Disturbed and Agricultural Areas
A number of birds are predominantly found in villages, around bridges, or in suburban gardens. Mosque Swallows and Gray-headed Sparrows nest around buildings. White-rumped Swift, Wire-tailed Swallow, Red-rumped Swallow, Lesser Striped-Swallow, and Red-throated Swallow commonly nest under bridges and some are expanding their range as a result. Many migrants appear in suburban areas including gardens, as do a variety of sunbirds, finches, and whydahs. Commercial farms attract storks, raptors, doves, and various other open country species.
WHEN TO VISIT ZAMBIA
Zambia is in a subtropical region of Africa but still has 3 main seasons due to it's land-locked location and its elevation. The seasons in turn govern when birding is at its best. The seasons are dry season from May-August, hot season from September to mid-November, and wet season from mid-November-April. Dry season is the coolest season when day-time temperatures are around 72-82 degrees F, while day-time temperatures during hot season are around 101-108 degrees F. Temperatures during the wet season are usually in the low 90's.
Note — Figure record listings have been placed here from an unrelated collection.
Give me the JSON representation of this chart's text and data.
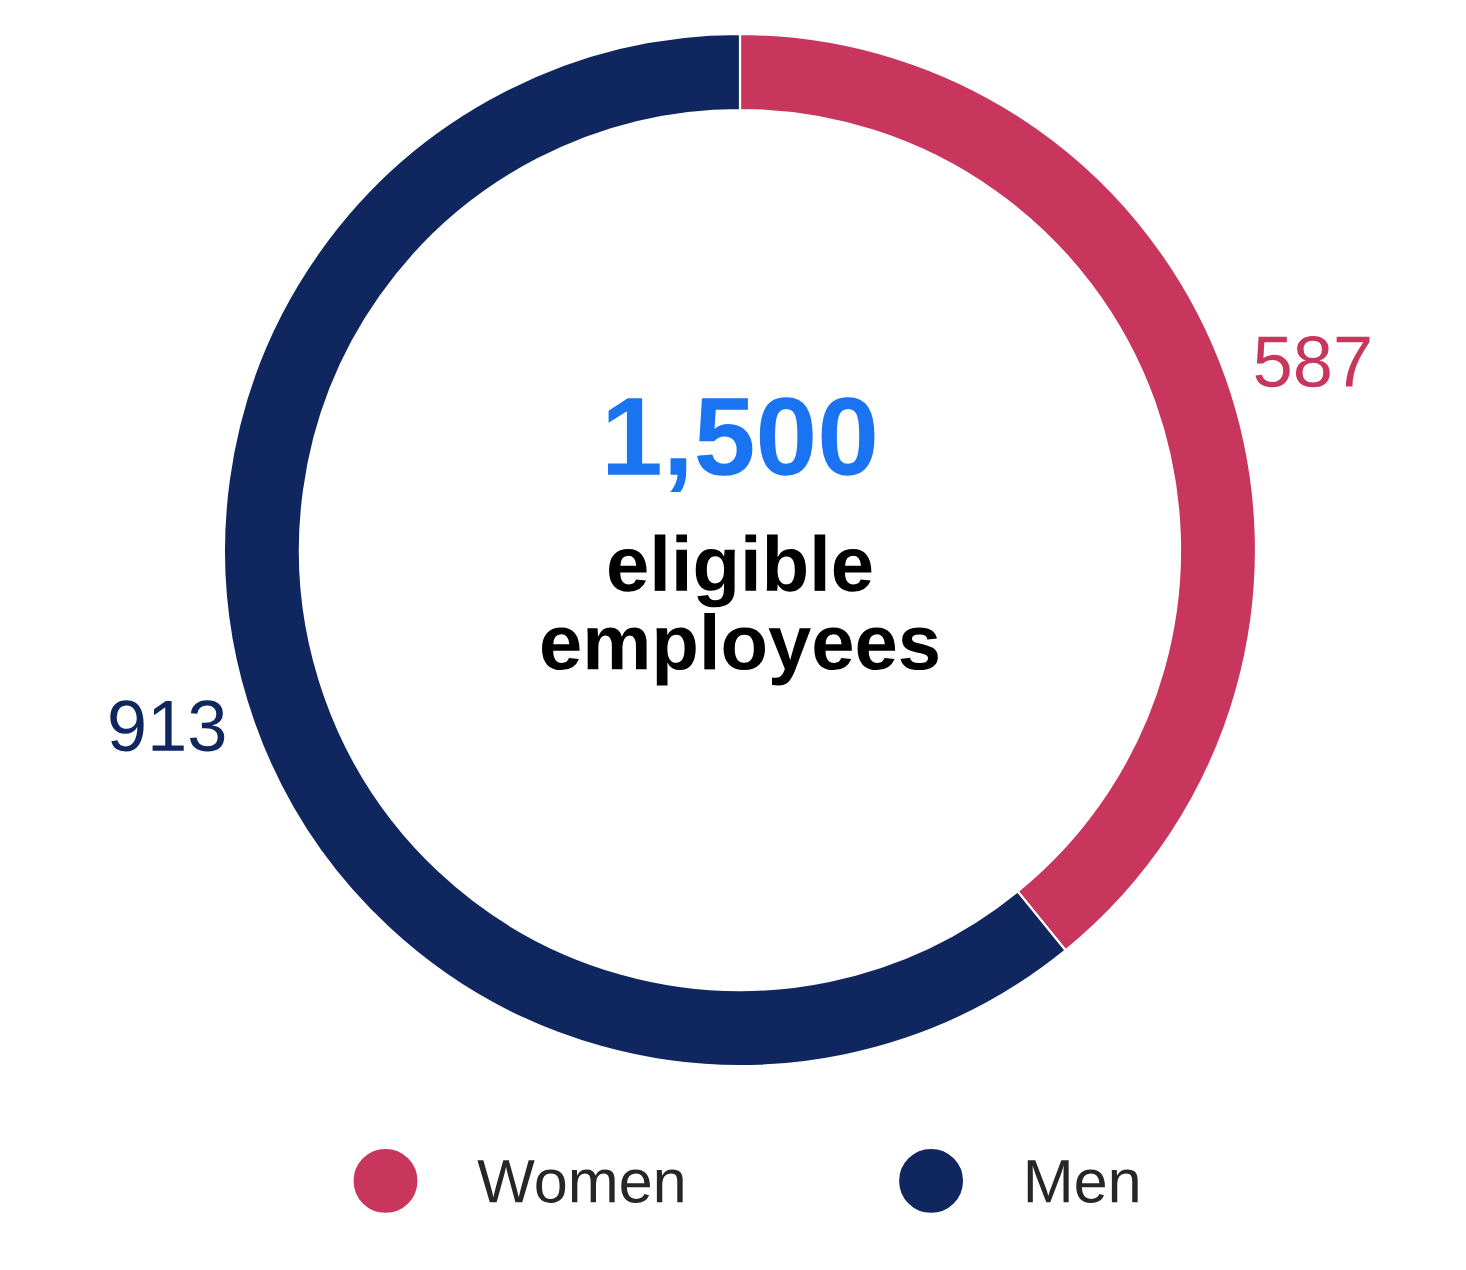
{
  "chart_data": {
    "type": "donut",
    "categories": [
      "Women",
      "Men"
    ],
    "values": [
      587,
      913
    ],
    "colors": [
      "#c8365e",
      "#10265e"
    ],
    "data_labels": true,
    "legend": "bottom",
    "annotations": [
      "1,500",
      "eligible\nemployees"
    ]
  }
}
Time to visit depends on one's goals. The best time for birding is wet season because that's when birds are breeding. There is also a diversity of Palearctic migrants that are absent at other times of year. However, logistics become more difficult, some roads become impassible, and some reserves are closed. South Luangwa National Park has only limited access and the Nanzhila Plains Safari Camp in south Kafue is closed from mid-November to April. If seeing African Pitta is a priority, then one must visit during December-January. If seeing Shoebills is a priority, the best time is dry season when the Bangweulu Wetlands is accessible.
Game viewing is best during dry season from June-early November because grass is short and the animals are easiest to see. Peak time is the driest time during October-November when game animals congregate around waterholes. The worst time for game viewing is the wet season when grass is tall and animals are harder to see.
The best viewing of Victoria Falls is April-May when the cataract is truly thunderous and water levels are highest. At this time the spray can be so intense that the falls may become difficult to actually see. The flow becomes progressively less as dry season progresses, so the worst time for viewing the falls is peak dry season during October-early November.